IRA: Both the Traditional and Roth IRA have a 2013 maximum allowable contribution of $5,500 per year. If you’re age 50 or older, then you make an additional catch-up contribution of $1,000 for a total of $6,500 per year.
401k: The amount of money you can contribute to your traditional or safe harbor 401k (called your elective deferrals) in 2013 is $17,500. If you’re age 50 or older, then you make an additional catch-up contribution of $5,500 for a total of $23,000 per year.
All of these limits are subject to periodic cost-of-living increases.
Is There an Employer Match?
IRA: No. Since this is an account setup by an individual, your employer will more than likely not be making any contributions to it.
401k: YES! Most employers will offer some type of matching contribution, and this is a HUGE advantage for the 401k. If your employer does offer some type of match, make sure you participate enough to take complete advantage of the full amount offered by your employer. To not do so would be like leaving money on the table!
What Can I Invest In?
IRA: IRA’s can generally be any variety of investment options ranging from safe to risky, such as:
- Mutual funds
- Real estate
Whenever you open any of these types of accounts as you normally would, the financial institution will usually give you the option to designate it as an IRA.

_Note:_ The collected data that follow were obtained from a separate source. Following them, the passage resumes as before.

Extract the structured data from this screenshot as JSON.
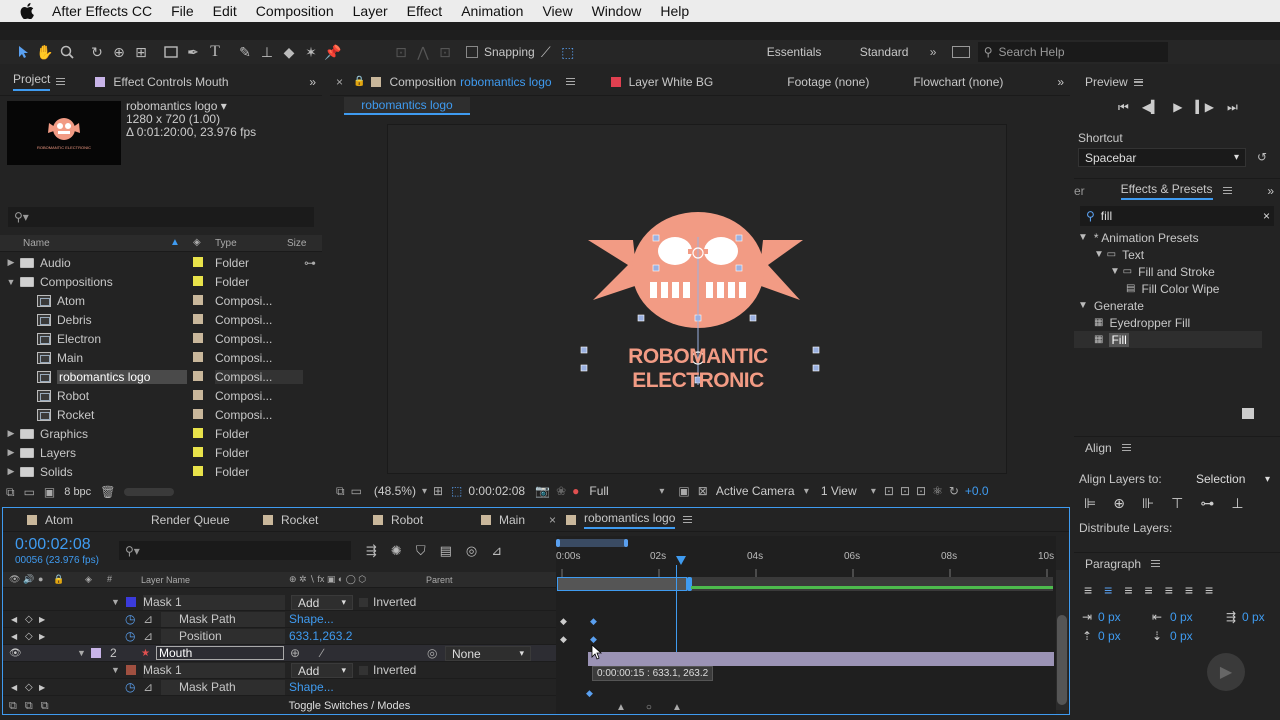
{
  "menubar": {
    "app_name": "After Effects CC",
    "items": [
      "File",
      "Edit",
      "Composition",
      "Layer",
      "Effect",
      "Animation",
      "View",
      "Window",
      "Help"
    ]
  },
  "toolbar": {
    "snapping_label": "Snapping",
    "workspaces": [
      "Essentials",
      "Standard"
    ],
    "search_placeholder": "Search Help"
  },
  "project": {
    "tab_label": "Project",
    "effect_controls_label": "Effect Controls Mouth",
    "comp_name": "robomantics logo ▾",
    "comp_size": "1280 x 720 (1.00)",
    "comp_duration": "Δ 0:01:20:00, 23.976 fps",
    "thumb_caption": "ROBOMANTIC ELECTRONIC",
    "columns": {
      "name": "Name",
      "type": "Type",
      "size": "Size"
    },
    "items": [
      {
        "name": "Audio",
        "type": "Folder",
        "kind": "folder",
        "level": 0,
        "expanded": false,
        "color": "#e8e24a"
      },
      {
        "name": "Compositions",
        "type": "Folder",
        "kind": "folder",
        "level": 0,
        "expanded": true,
        "color": "#e8e24a"
      },
      {
        "name": "Atom",
        "type": "Composi...",
        "kind": "comp",
        "level": 1,
        "color": "#c9b79b"
      },
      {
        "name": "Debris",
        "type": "Composi...",
        "kind": "comp",
        "level": 1,
        "color": "#c9b79b"
      },
      {
        "name": "Electron",
        "type": "Composi...",
        "kind": "comp",
        "level": 1,
        "color": "#c9b79b"
      },
      {
        "name": "Main",
        "type": "Composi...",
        "kind": "comp",
        "level": 1,
        "color": "#c9b79b"
      },
      {
        "name": "robomantics logo",
        "type": "Composi...",
        "kind": "comp",
        "level": 1,
        "color": "#c9b79b",
        "selected": true
      },
      {
        "name": "Robot",
        "type": "Composi...",
        "kind": "comp",
        "level": 1,
        "color": "#c9b79b"
      },
      {
        "name": "Rocket",
        "type": "Composi...",
        "kind": "comp",
        "level": 1,
        "color": "#c9b79b"
      },
      {
        "name": "Graphics",
        "type": "Folder",
        "kind": "folder",
        "level": 0,
        "expanded": false,
        "color": "#e8e24a"
      },
      {
        "name": "Layers",
        "type": "Folder",
        "kind": "folder",
        "level": 0,
        "expanded": false,
        "color": "#e8e24a"
      },
      {
        "name": "Solids",
        "type": "Folder",
        "kind": "folder",
        "level": 0,
        "expanded": false,
        "color": "#e8e24a"
      }
    ],
    "bpc_label": "8 bpc"
  },
  "composition": {
    "tab_prefix": "Composition",
    "tab_name": "robomantics logo",
    "layer_tab": "Layer White BG",
    "footage_tab": "Footage (none)",
    "flowchart_tab": "Flowchart (none)",
    "subtab": "robomantics logo",
    "logo_text": "ROBOMANTIC ELECTRONIC",
    "zoom": "(48.5%)",
    "timecode": "0:00:02:08",
    "resolution": "Full",
    "camera": "Active Camera",
    "view": "1 View",
    "exposure": "+0.0"
  },
  "preview": {
    "title": "Preview",
    "shortcut_label": "Shortcut",
    "shortcut_value": "Spacebar"
  },
  "effects": {
    "left_tab_fragment": "er",
    "title": "Effects & Presets",
    "search_value": "fill",
    "tree": [
      {
        "label": "* Animation Presets",
        "level": 0,
        "kind": "group"
      },
      {
        "label": "Text",
        "level": 1,
        "kind": "folder"
      },
      {
        "label": "Fill and Stroke",
        "level": 2,
        "kind": "folder"
      },
      {
        "label": "Fill Color Wipe",
        "level": 3,
        "kind": "preset"
      },
      {
        "label": "Generate",
        "level": 0,
        "kind": "group"
      },
      {
        "label": "Eyedropper Fill",
        "level": 1,
        "kind": "effect"
      },
      {
        "label": "Fill",
        "level": 1,
        "kind": "effect",
        "selected": true
      }
    ]
  },
  "align": {
    "title": "Align",
    "align_to_label": "Align Layers to:",
    "align_to_value": "Selection",
    "distribute_label": "Distribute Layers:"
  },
  "paragraph": {
    "title": "Paragraph",
    "indent_values": [
      "0 px",
      "0 px",
      "0 px",
      "0 px",
      "0 px"
    ]
  },
  "timeline": {
    "tabs": [
      {
        "label": "Atom",
        "color": "#c9b79b"
      },
      {
        "label": "Render Queue",
        "color": null
      },
      {
        "label": "Rocket",
        "color": "#c9b79b"
      },
      {
        "label": "Robot",
        "color": "#c9b79b"
      },
      {
        "label": "Main",
        "color": "#c9b79b"
      },
      {
        "label": "robomantics logo",
        "color": "#c9b79b",
        "active": true
      }
    ],
    "timecode": "0:00:02:08",
    "frame_info": "00056 (23.976 fps)",
    "col_layer_name": "Layer Name",
    "col_parent": "Parent",
    "ruler_labels": [
      "0:00s",
      "02s",
      "04s",
      "06s",
      "08s",
      "10s"
    ],
    "rows": [
      {
        "kind": "mask",
        "name": "Mask 1",
        "mode": "Add",
        "inverted": "Inverted",
        "color": "#3b3bdb"
      },
      {
        "kind": "prop",
        "name": "Mask Path",
        "value": "Shape..."
      },
      {
        "kind": "prop",
        "name": "Position",
        "value": "633.1,263.2"
      },
      {
        "kind": "layer",
        "index": "2",
        "name": "Mouth",
        "parent": "None"
      },
      {
        "kind": "mask",
        "name": "Mask 1",
        "mode": "Add",
        "inverted": "Inverted",
        "color": "#a05040"
      },
      {
        "kind": "prop",
        "name": "Mask Path",
        "value": "Shape..."
      }
    ],
    "tooltip": "0:00:00:15 : 633.1, 263.2",
    "toggle_label": "Toggle Switches / Modes"
  },
  "colors": {
    "accent": "#3f9bf0",
    "logo": "#f29b84",
    "folder_label": "#e8e24a",
    "comp_label": "#c9b79b",
    "layer_bar": "#9b93b5"
  }
}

401k: A 401k plan is setup by your employer; generally with a large financial institution. Depending on which one they go with, there will usually be some offering of mutual funds, stocks, ETF’s, etc.

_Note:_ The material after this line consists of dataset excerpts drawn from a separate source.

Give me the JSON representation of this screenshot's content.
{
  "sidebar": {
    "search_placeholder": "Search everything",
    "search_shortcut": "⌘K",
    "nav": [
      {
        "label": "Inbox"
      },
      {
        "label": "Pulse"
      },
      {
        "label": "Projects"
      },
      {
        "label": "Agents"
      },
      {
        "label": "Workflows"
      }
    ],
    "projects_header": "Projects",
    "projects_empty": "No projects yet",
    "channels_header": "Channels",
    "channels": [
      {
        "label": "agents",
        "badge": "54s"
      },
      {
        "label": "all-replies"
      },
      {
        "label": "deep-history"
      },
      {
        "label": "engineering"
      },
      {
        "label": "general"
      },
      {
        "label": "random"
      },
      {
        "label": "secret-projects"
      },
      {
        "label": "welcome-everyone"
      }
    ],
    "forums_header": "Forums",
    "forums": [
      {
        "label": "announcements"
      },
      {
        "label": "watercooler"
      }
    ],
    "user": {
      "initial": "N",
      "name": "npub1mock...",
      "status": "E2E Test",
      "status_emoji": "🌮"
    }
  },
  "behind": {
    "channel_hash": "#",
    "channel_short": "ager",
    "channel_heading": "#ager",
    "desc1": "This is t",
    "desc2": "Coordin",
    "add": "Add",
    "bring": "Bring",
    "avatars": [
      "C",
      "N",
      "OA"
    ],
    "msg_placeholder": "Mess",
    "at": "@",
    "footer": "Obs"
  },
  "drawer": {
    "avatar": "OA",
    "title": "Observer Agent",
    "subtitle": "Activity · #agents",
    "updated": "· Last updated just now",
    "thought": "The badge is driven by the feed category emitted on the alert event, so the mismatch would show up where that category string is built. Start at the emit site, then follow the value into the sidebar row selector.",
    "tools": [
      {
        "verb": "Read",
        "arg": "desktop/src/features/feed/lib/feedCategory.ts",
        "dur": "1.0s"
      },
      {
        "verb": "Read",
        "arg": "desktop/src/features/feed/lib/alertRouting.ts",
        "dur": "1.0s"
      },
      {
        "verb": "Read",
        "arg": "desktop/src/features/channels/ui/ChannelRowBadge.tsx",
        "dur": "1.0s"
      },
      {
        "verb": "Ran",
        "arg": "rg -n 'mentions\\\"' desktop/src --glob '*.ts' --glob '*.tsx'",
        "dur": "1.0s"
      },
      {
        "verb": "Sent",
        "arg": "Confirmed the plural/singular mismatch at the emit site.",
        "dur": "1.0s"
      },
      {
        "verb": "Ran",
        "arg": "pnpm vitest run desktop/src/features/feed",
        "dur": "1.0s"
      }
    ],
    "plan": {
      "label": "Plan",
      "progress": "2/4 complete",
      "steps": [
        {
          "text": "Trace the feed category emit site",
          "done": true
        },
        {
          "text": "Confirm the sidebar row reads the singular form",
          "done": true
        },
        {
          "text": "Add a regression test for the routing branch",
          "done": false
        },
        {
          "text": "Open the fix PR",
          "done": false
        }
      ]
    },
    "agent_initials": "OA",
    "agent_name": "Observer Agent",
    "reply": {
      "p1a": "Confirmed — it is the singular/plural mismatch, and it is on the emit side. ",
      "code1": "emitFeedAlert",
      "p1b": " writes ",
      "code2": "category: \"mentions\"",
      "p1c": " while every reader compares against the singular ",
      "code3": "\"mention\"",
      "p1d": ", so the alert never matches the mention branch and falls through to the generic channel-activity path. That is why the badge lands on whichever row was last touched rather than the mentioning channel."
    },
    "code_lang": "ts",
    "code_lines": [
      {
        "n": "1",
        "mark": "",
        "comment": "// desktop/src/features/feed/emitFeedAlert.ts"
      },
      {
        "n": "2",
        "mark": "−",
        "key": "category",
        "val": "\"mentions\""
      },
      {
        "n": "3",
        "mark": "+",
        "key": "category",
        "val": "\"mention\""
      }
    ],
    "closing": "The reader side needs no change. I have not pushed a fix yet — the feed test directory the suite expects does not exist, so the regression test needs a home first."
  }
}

What are the Income limits?
- Traditional: Between $95k to $115k if you have a retirement plan at work and between $178k to $188k if you don’t have a retirement plan through work.
- Roth: Between $178k to $188k
Note that for Traditional IRA’s, you can still contribute even if you exceed the maximum allowable amount. You just simply don’t get to take the deduction. But you still get to invest the money and let it grow tax free. You also have the option to later convert it to a Roth!

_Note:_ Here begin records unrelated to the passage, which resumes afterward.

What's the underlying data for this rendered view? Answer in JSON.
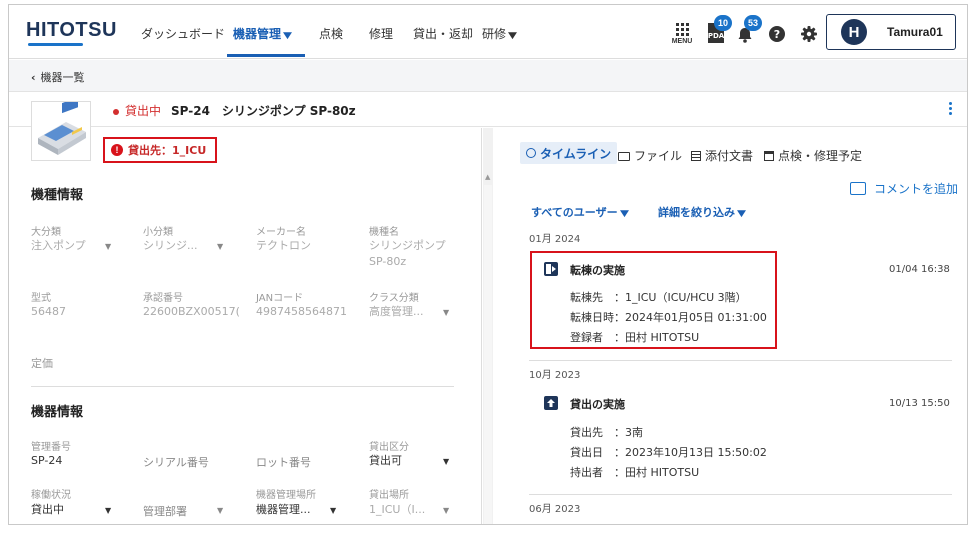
{
  "nav": {
    "logo": "HITOTSU",
    "items": [
      {
        "label": "ダッシュボード"
      },
      {
        "label": "機器管理",
        "active": true
      },
      {
        "label": "点検"
      },
      {
        "label": "修理"
      },
      {
        "label": "貸出・返却"
      },
      {
        "label": "研修"
      }
    ],
    "menu_label": "MENU",
    "badges": {
      "first": "10",
      "notifications": "53"
    },
    "user": {
      "initial": "H",
      "name": "Tamura01"
    }
  },
  "breadcrumb": {
    "back_label": "機器一覧"
  },
  "header": {
    "status": "貸出中",
    "device_title": "SP-24　シリンジポンプ SP-80z"
  },
  "lend_badge": "貸出先：1_ICU",
  "model_info": {
    "title": "機種情報",
    "fields": [
      {
        "label": "大分類",
        "value": "注入ポンプ"
      },
      {
        "label": "小分類",
        "value": "シリンジ..."
      },
      {
        "label": "メーカー名",
        "value": "テクトロン"
      },
      {
        "label": "機種名",
        "value": "シリンジポンプ SP-80z"
      },
      {
        "label": "型式",
        "value": "56487"
      },
      {
        "label": "承認番号",
        "value": "22600BZX00517("
      },
      {
        "label": "JANコード",
        "value": "4987458564871"
      },
      {
        "label": "クラス分類",
        "value": "高度管理..."
      },
      {
        "label": "定価",
        "value": ""
      }
    ]
  },
  "device_info": {
    "title": "機器情報",
    "fields": [
      {
        "label": "管理番号",
        "value": "SP-24"
      },
      {
        "label": "",
        "value": "シリアル番号"
      },
      {
        "label": "",
        "value": "ロット番号"
      },
      {
        "label": "貸出区分",
        "value": "貸出可"
      },
      {
        "label": "稼働状況",
        "value": "貸出中"
      },
      {
        "label": "",
        "value": "管理部署"
      },
      {
        "label": "機器管理場所",
        "value": "機器管理..."
      },
      {
        "label": "貸出場所",
        "value": "1_ICU（I..."
      }
    ]
  },
  "tabs": {
    "timeline": "タイムライン",
    "files": "ファイル",
    "attachments": "添付文書",
    "schedule": "点検・修理予定"
  },
  "comment_link": "コメントを追加",
  "filters": {
    "users": "すべてのユーザー",
    "detail": "詳細を絞り込み"
  },
  "timeline": {
    "groups": [
      {
        "month": "01月 2024",
        "event": {
          "title": "転棟の実施",
          "time": "01/04 16:38",
          "lines": [
            "転棟先　：1_ICU（ICU/HCU 3階）",
            "転棟日時：2024年01月05日 01:31:00",
            "登録者　：田村 HITOTSU"
          ]
        }
      },
      {
        "month": "10月 2023",
        "event": {
          "title": "貸出の実施",
          "time": "10/13 15:50",
          "lines": [
            "貸出先　：3南",
            "貸出日　：2023年10月13日 15:50:02",
            "持出者　：田村 HITOTSU"
          ]
        }
      },
      {
        "month": "06月 2023"
      }
    ]
  },
  "colors": {
    "brand": "#1e3559",
    "accent": "#1a73c9",
    "alert": "#d8131b"
  }
}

401k: There are generally no maximum upper income limits for contributing to a 401k plan. There is however one caveat when it comes to something that IRS defines as Highly Compensated Employees.
Withdrawal Rules and Penalty:
Traditional IRA and 401k: You are allowed to start withdrawing your money after age 59-1/2. If you do so before that, the IRS charges a mandatory 10% penalty (called an excise tax) in addition to ordinary income taxes on the amount withdrawn.
Both types of accounts let you withdraw your money penalty free a number of other ways:
- Separate from employment (and retire) in the year turning age 55
- Apply for Substantially Equal Periodic Payments (SEPP).
- Becomes disabled as per section 72(m)(7) of the Internal Revenue Code
- Through a loan (if allowed by the investment company)
For a Roth IRA: If you absolutely need to access your money, you can withdraw your Roth IRA contributions (the principle) and not the earnings after 5 years tax free. However, restrictions do apply!
Required Minimum Distributions:
Traditional IRA and 401k: The IRS has Required Minimum Distributions (RMD’s) for both plans starting with the year that he or she reaches 70 ½ years of age or, if later, the year in which he or she retires. That means that you are required to take out a certain minimum percentage each year (and pay taxes on it).
For a Roth IRA: You don’t have to take required minimum distributions at age 70-1/2 like you do with a Traditional IRA, 401k, and other retirement accounts.
401k: If you leave your job, you do have the option to rollover your balance into an IRA. Depending on the financial institution, there can be a number of variables that will dictate whether this is the best move or not.
IRA: You can’t convert a Roth IRA to a Traditional IRA. But you can convert a Traditional IRA to a Roth.
Traditional IRA and 401k: When you pass away, you can leave your money to your heirs. However, estate and income taxes may apply.
Roth IRA: Your heirs can inherit a Roth IRA to an heir without tax implications or penalty.